2. The method of claim 1, wherein determining the target association between the two entities comprises:
the semantic vector positive sequence of every two entities is spliced to obtain a first spliced vector, and the semantic vector negative sequence of every two entities is spliced to obtain a second spliced vector;
determining whether an association exists between every two entities according to the first splicing vector, and determining whether an association exists between every two entities according to the second splicing vector;
under the condition that the two determination results are that the two entities have association, determining the target association relationship between the two entities as a synonym relationship;
and determining that the target association relationship between every two entities is the context word relationship under the condition that one determination result is that the two entities have association and the other determination result is that the two entities have no association.
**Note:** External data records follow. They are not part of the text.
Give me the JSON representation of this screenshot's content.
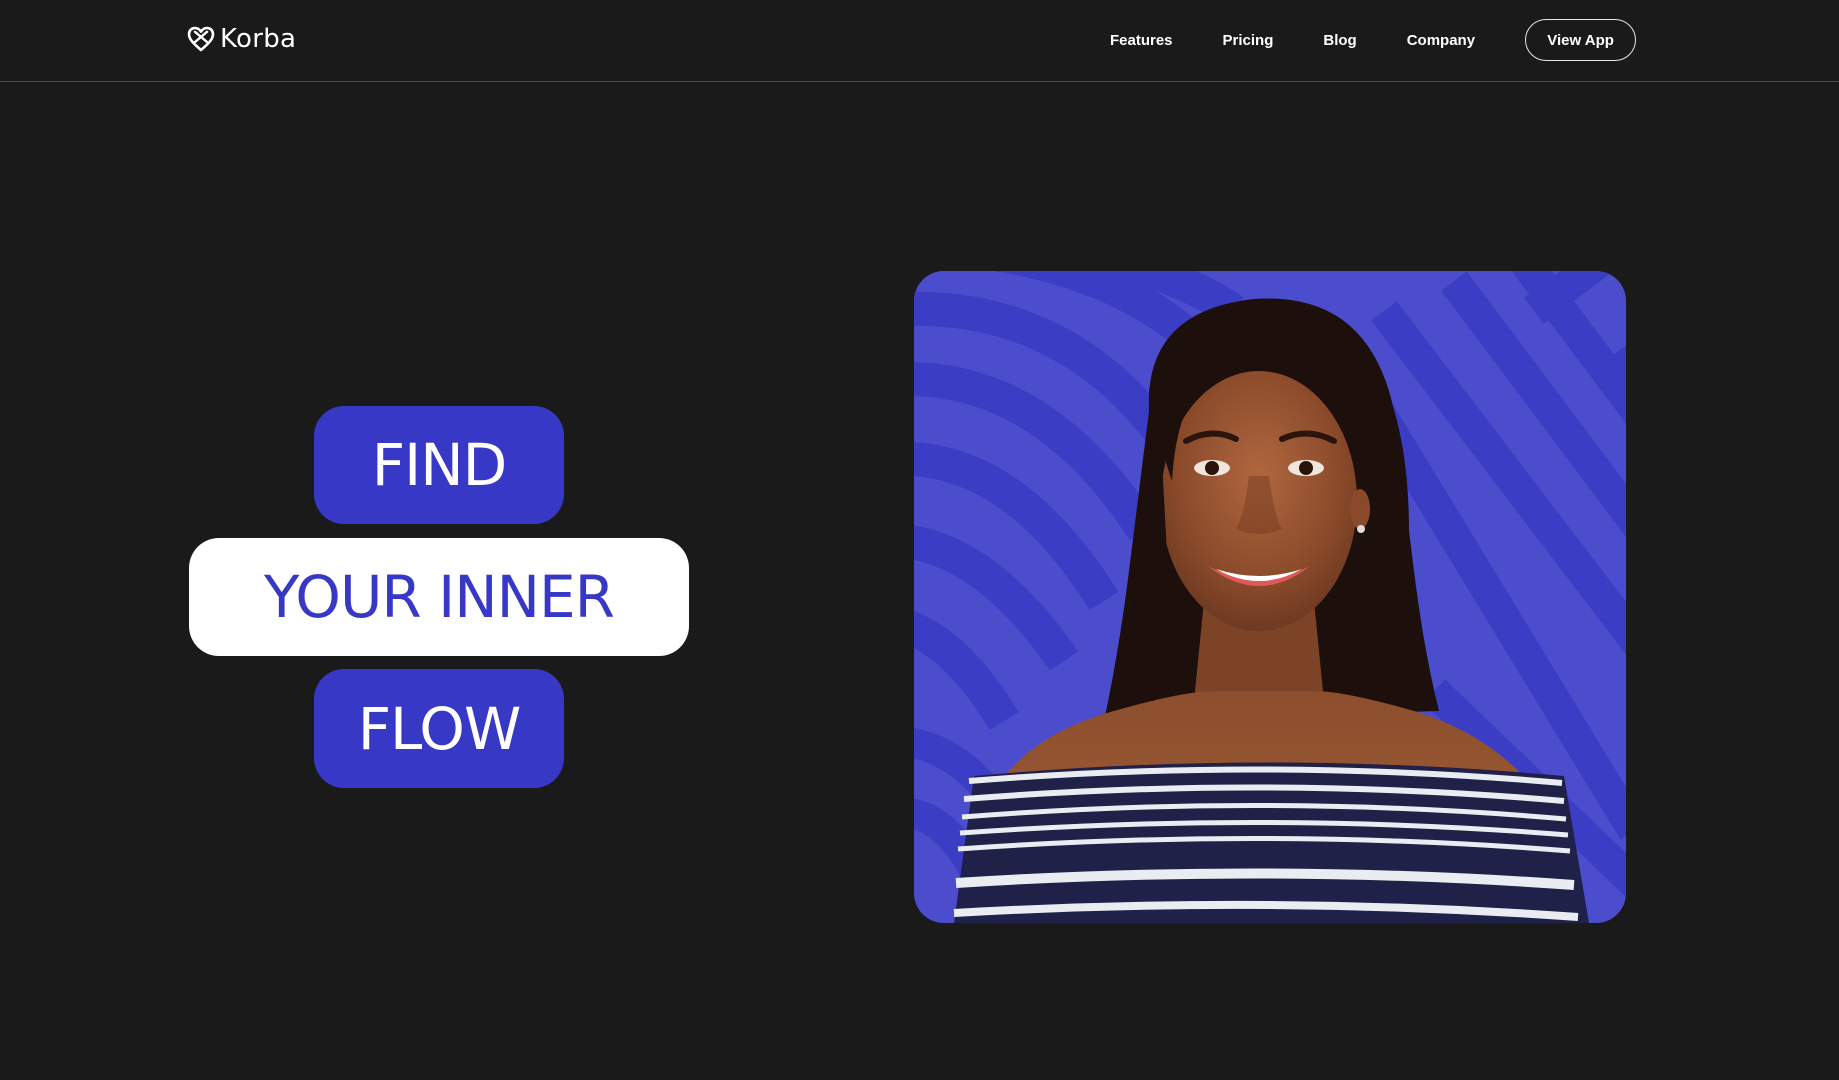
{
  "brand": {
    "name": "Korba"
  },
  "nav": {
    "links": [
      "Features",
      "Pricing",
      "Blog",
      "Company"
    ],
    "cta_label": "View App"
  },
  "hero": {
    "lines": [
      "FIND",
      "YOUR INNER",
      "FLOW"
    ],
    "image_alt": "Smiling woman in striped off-shoulder top on blue patterned background"
  },
  "colors": {
    "background": "#1a1a1a",
    "accent": "#3838c6",
    "pill_light": "#ffffff",
    "photo_bg": "#4b4dcc",
    "photo_pattern": "#3a3cc4"
  }
}
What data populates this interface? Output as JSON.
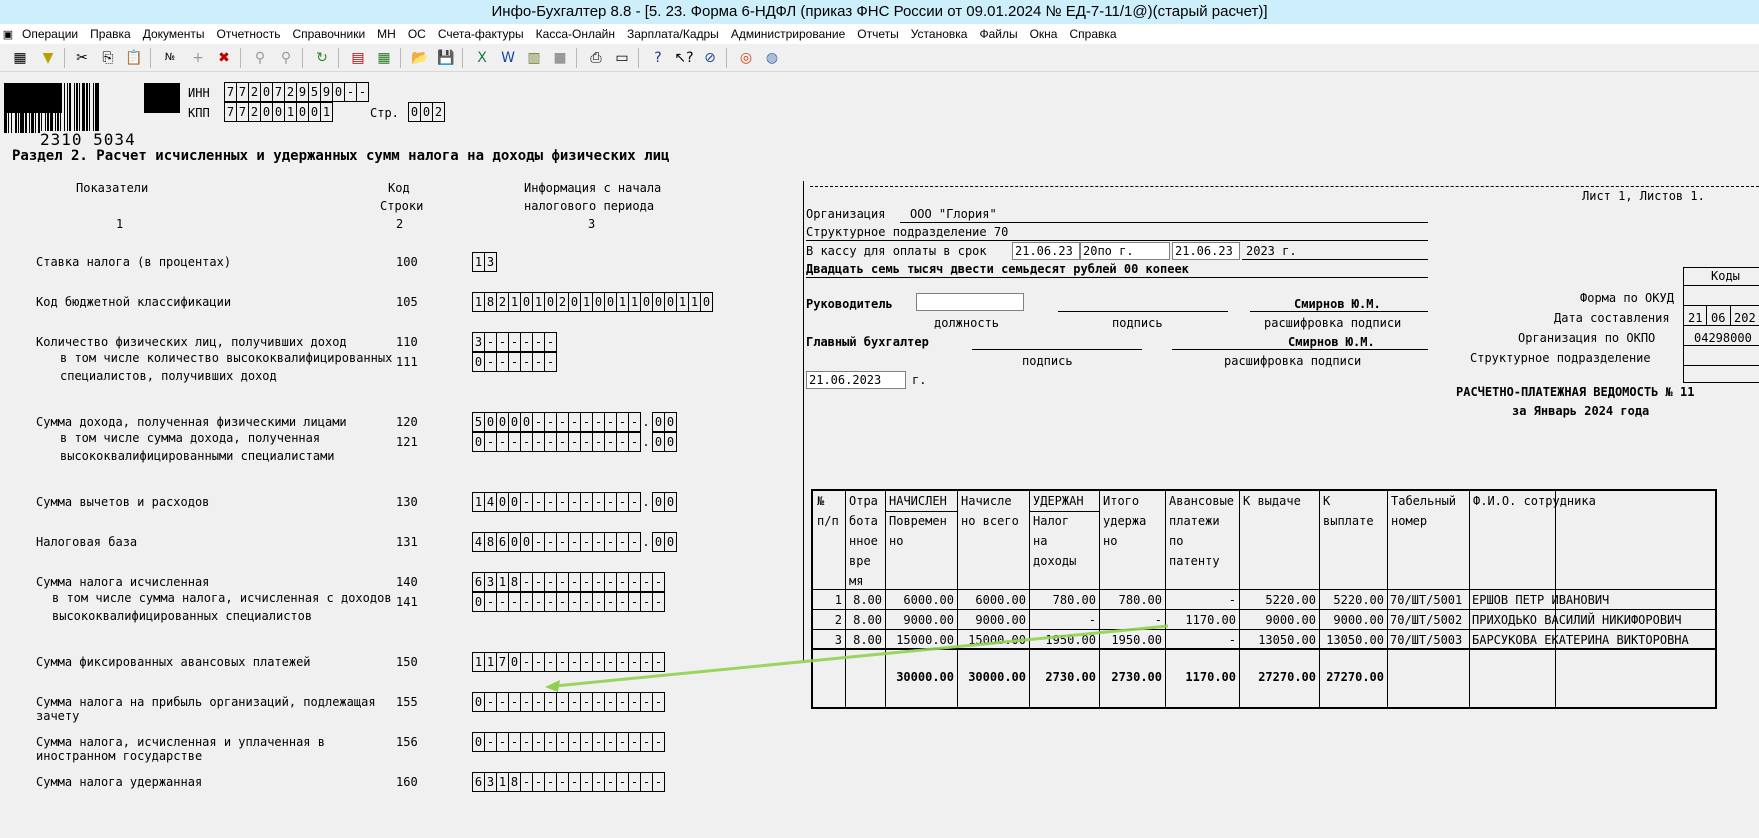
{
  "window": {
    "title": "Инфо-Бухгалтер 8.8 - [5. 23. Форма 6-НДФЛ (приказ ФНС России от 09.01.2024 № ЕД-7-11/1@)(старый расчет)]"
  },
  "menu": [
    "Операции",
    "Правка",
    "Документы",
    "Отчетность",
    "Справочники",
    "МН",
    "ОС",
    "Счета-фактуры",
    "Касса-Онлайн",
    "Зарплата/Кадры",
    "Администрирование",
    "Отчеты",
    "Установка",
    "Файлы",
    "Окна",
    "Справка"
  ],
  "header": {
    "barcode_number": "2310 5034",
    "inn_label": "ИНН",
    "inn_cells": [
      "7",
      "7",
      "2",
      "0",
      "7",
      "2",
      "9",
      "5",
      "9",
      "0",
      "-",
      "-"
    ],
    "kpp_label": "КПП",
    "kpp_cells": [
      "7",
      "7",
      "2",
      "0",
      "0",
      "1",
      "0",
      "0",
      "1"
    ],
    "page_label": "Стр.",
    "page_cells": [
      "0",
      "0",
      "2"
    ]
  },
  "section": {
    "title": "Раздел 2. Расчет исчисленных и удержанных сумм налога на доходы физических лиц",
    "col_indicators": "Показатели",
    "col_code_1": "Код",
    "col_code_2": "Строки",
    "col_info_1": "Информация с начала",
    "col_info_2": "налогового периода",
    "col_num_1": "1",
    "col_num_2": "2",
    "col_num_3": "3"
  },
  "rows": [
    {
      "lines": [
        "Ставка налога (в процентах)"
      ],
      "code": "100",
      "cells": [
        "1",
        "3"
      ]
    },
    {
      "lines": [
        "Код бюджетной классификации"
      ],
      "code": "105",
      "cells": [
        "1",
        "8",
        "2",
        "1",
        "0",
        "1",
        "0",
        "2",
        "0",
        "1",
        "0",
        "0",
        "1",
        "1",
        "0",
        "0",
        "0",
        "1",
        "1",
        "0"
      ]
    },
    {
      "lines": [
        "Количество физических лиц, получивших доход"
      ],
      "code": "110",
      "cells": [
        "3",
        "-",
        "-",
        "-",
        "-",
        "-",
        "-"
      ]
    },
    {
      "lines": [
        "в том числе количество высококвалифицированных",
        "специалистов, получивших доход"
      ],
      "code": "111",
      "cells": [
        "0",
        "-",
        "-",
        "-",
        "-",
        "-",
        "-"
      ]
    },
    {
      "lines": [
        "Сумма дохода, полученная физическими лицами"
      ],
      "code": "120",
      "cells": [
        "5",
        "0",
        "0",
        "0",
        "0",
        "-",
        "-",
        "-",
        "-",
        "-",
        "-",
        "-",
        "-",
        "-"
      ],
      "dec": [
        "0",
        "0"
      ]
    },
    {
      "lines": [
        "в том числе сумма дохода, полученная",
        "высококвалифицированными специалистами"
      ],
      "code": "121",
      "cells": [
        "0",
        "-",
        "-",
        "-",
        "-",
        "-",
        "-",
        "-",
        "-",
        "-",
        "-",
        "-",
        "-",
        "-"
      ],
      "dec": [
        "0",
        "0"
      ]
    },
    {
      "lines": [
        "Сумма вычетов и расходов"
      ],
      "code": "130",
      "cells": [
        "1",
        "4",
        "0",
        "0",
        "-",
        "-",
        "-",
        "-",
        "-",
        "-",
        "-",
        "-",
        "-",
        "-"
      ],
      "dec": [
        "0",
        "0"
      ]
    },
    {
      "lines": [
        "Налоговая база"
      ],
      "code": "131",
      "cells": [
        "4",
        "8",
        "6",
        "0",
        "0",
        "-",
        "-",
        "-",
        "-",
        "-",
        "-",
        "-",
        "-",
        "-"
      ],
      "dec": [
        "0",
        "0"
      ]
    },
    {
      "lines": [
        "Сумма налога исчисленная"
      ],
      "code": "140",
      "cells": [
        "6",
        "3",
        "1",
        "8",
        "-",
        "-",
        "-",
        "-",
        "-",
        "-",
        "-",
        "-",
        "-",
        "-",
        "-",
        "-"
      ]
    },
    {
      "lines": [
        "в том числе сумма налога, исчисленная с доходов",
        "высококвалифицированных специалистов"
      ],
      "code": "141",
      "cells": [
        "0",
        "-",
        "-",
        "-",
        "-",
        "-",
        "-",
        "-",
        "-",
        "-",
        "-",
        "-",
        "-",
        "-",
        "-",
        "-"
      ]
    },
    {
      "lines": [
        "Сумма фиксированных авансовых платежей"
      ],
      "code": "150",
      "cells": [
        "1",
        "1",
        "7",
        "0",
        "-",
        "-",
        "-",
        "-",
        "-",
        "-",
        "-",
        "-",
        "-",
        "-",
        "-",
        "-"
      ]
    },
    {
      "lines": [
        "Сумма налога на прибыль организаций, подлежащая",
        "зачету"
      ],
      "code": "155",
      "cells": [
        "0",
        "-",
        "-",
        "-",
        "-",
        "-",
        "-",
        "-",
        "-",
        "-",
        "-",
        "-",
        "-",
        "-",
        "-",
        "-"
      ]
    },
    {
      "lines": [
        "Сумма налога, исчисленная и уплаченная в",
        "иностранном государстве"
      ],
      "code": "156",
      "cells": [
        "0",
        "-",
        "-",
        "-",
        "-",
        "-",
        "-",
        "-",
        "-",
        "-",
        "-",
        "-",
        "-",
        "-",
        "-",
        "-"
      ]
    },
    {
      "lines": [
        "Сумма налога удержанная"
      ],
      "code": "160",
      "cells": [
        "6",
        "3",
        "1",
        "8",
        "-",
        "-",
        "-",
        "-",
        "-",
        "-",
        "-",
        "-",
        "-",
        "-",
        "-",
        "-"
      ]
    }
  ],
  "vedomost": {
    "sheet_info": "Лист 1, Листов 1.",
    "org_label": "Организация",
    "org_name": "ООО \"Глория\"",
    "subdiv": "Структурное подразделение 70",
    "cash_label": "В кассу для оплаты в срок",
    "cash_from": "21.06.23",
    "cash_mid": "20",
    "cash_po": "по",
    "cash_g": "г.",
    "cash_to": "21.06.23",
    "cash_end": "2023 г.",
    "amount_words": "Двадцать семь тысяч двести семьдесят рублей 00 копеек",
    "head_label": "Руководитель",
    "head_name": "Смирнов Ю.М.",
    "sub_position": "должность",
    "sub_signature": "подпись",
    "sub_decode": "расшифровка подписи",
    "chief_label": "Главный бухгалтер",
    "chief_name": "Смирнов Ю.М.",
    "sub_signature2": "подпись",
    "sub_decode2": "расшифровка подписи",
    "date": "21.06.2023",
    "date_suffix": "г.",
    "codes_header": "Коды",
    "okud_label": "Форма по ОКУД",
    "date_comp_label": "Дата составления",
    "date_comp": [
      "21",
      "06",
      "202"
    ],
    "okpo_label": "Организация по ОКПО",
    "okpo": "04298000",
    "struct_label": "Структурное подразделение",
    "doc_title": "РАСЧЕТНО-ПЛАТЕЖНАЯ ВЕДОМОСТЬ № 11",
    "doc_period": "за Январь 2024 года",
    "columns": {
      "num": [
        "№",
        "п/п"
      ],
      "worked": [
        "Отра",
        "бота",
        "нное",
        "вре",
        "мя"
      ],
      "accrued_group": "НАЧИСЛЕН",
      "accrued_time": [
        "Повремен",
        "но"
      ],
      "accrued_total": [
        "Начисле",
        "но всего"
      ],
      "withheld_group": "УДЕРЖАН",
      "withheld_tax": [
        "Налог",
        "на",
        "доходы"
      ],
      "withheld_total": [
        "Итого",
        "удержа",
        "но"
      ],
      "advance": [
        "Авансовые",
        "платежи",
        "по",
        "патенту"
      ],
      "to_issue": "К выдаче",
      "to_pay": [
        "К",
        "выплате"
      ],
      "tab_num": [
        "Табельный",
        "номер"
      ],
      "fio": "Ф.И.О. сотрудника"
    },
    "rows": [
      {
        "n": "1",
        "worked": "8.00",
        "time": "6000.00",
        "total": "6000.00",
        "tax": "780.00",
        "withheld": "780.00",
        "advance": "-",
        "issue": "5220.00",
        "pay": "5220.00",
        "tab": "70/ШТ/5001",
        "fio": "ЕРШОВ ПЕТР ИВАНОВИЧ"
      },
      {
        "n": "2",
        "worked": "8.00",
        "time": "9000.00",
        "total": "9000.00",
        "tax": "-",
        "withheld": "-",
        "advance": "1170.00",
        "issue": "9000.00",
        "pay": "9000.00",
        "tab": "70/ШТ/5002",
        "fio": "ПРИХОДЬКО ВАСИЛИЙ НИКИФОРОВИЧ"
      },
      {
        "n": "3",
        "worked": "8.00",
        "time": "15000.00",
        "total": "15000.00",
        "tax": "1950.00",
        "withheld": "1950.00",
        "advance": "-",
        "issue": "13050.00",
        "pay": "13050.00",
        "tab": "70/ШТ/5003",
        "fio": "БАРСУКОВА ЕКАТЕРИНА ВИКТОРОВНА"
      }
    ],
    "totals": {
      "time": "30000.00",
      "total": "30000.00",
      "tax": "2730.00",
      "withheld": "2730.00",
      "advance": "1170.00",
      "issue": "27270.00",
      "pay": "27270.00"
    }
  },
  "colors": {
    "titlebar": "#cdeefb",
    "arrow": "#8fd14f"
  }
}
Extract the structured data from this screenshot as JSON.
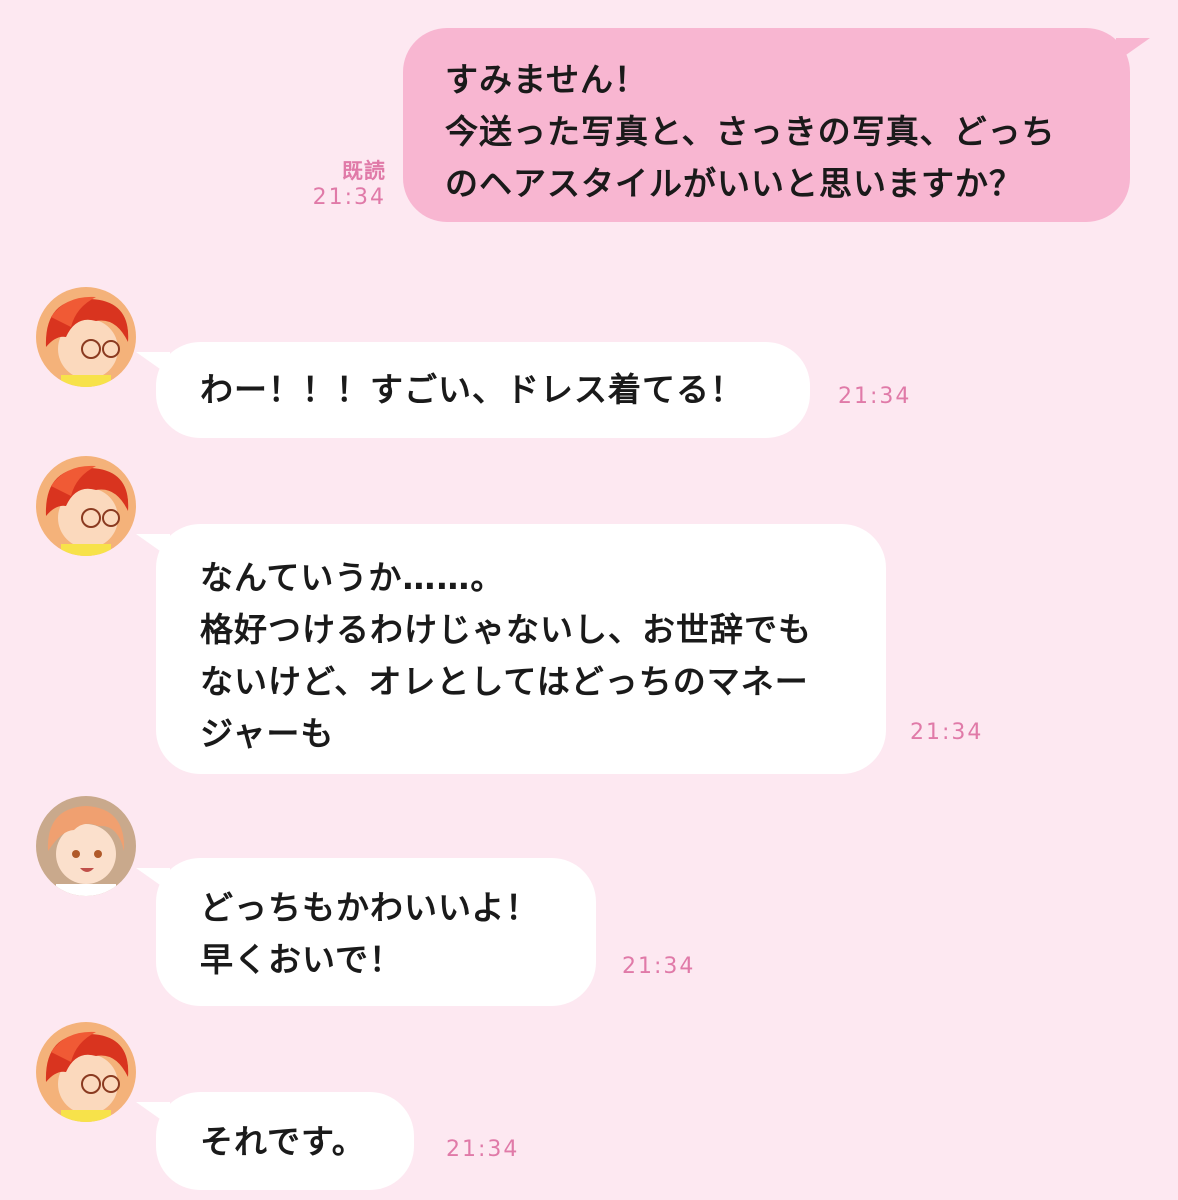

3. The method according to claim 1, wherein the method further comprises:
and completing the commodity map based on the determined association relation after aggregation.
4. The method of claim 3, further comprising, after determining the aggregated association between the two entities:
acquiring the context of each entity with the aggregated association relationship in the commodity title;
storing the context with the occurrence frequency higher than the preset frequency and the association relation between every two aggregated entities in a template;
acquiring a new commodity title, and matching the new commodity title with the stored template;
and determining the entity with the aggregated association relationship with the entity in the template from the new commodity title according to the matching result.
5. The method of claim 1, comprising, prior to entity identification of the commodity title:
acquiring a preset filter word, wherein the preset filter word represents that the commodity type is a combined commodity;
and filtering the candidate commodity titles containing the preset filtering words to obtain the commodity titles.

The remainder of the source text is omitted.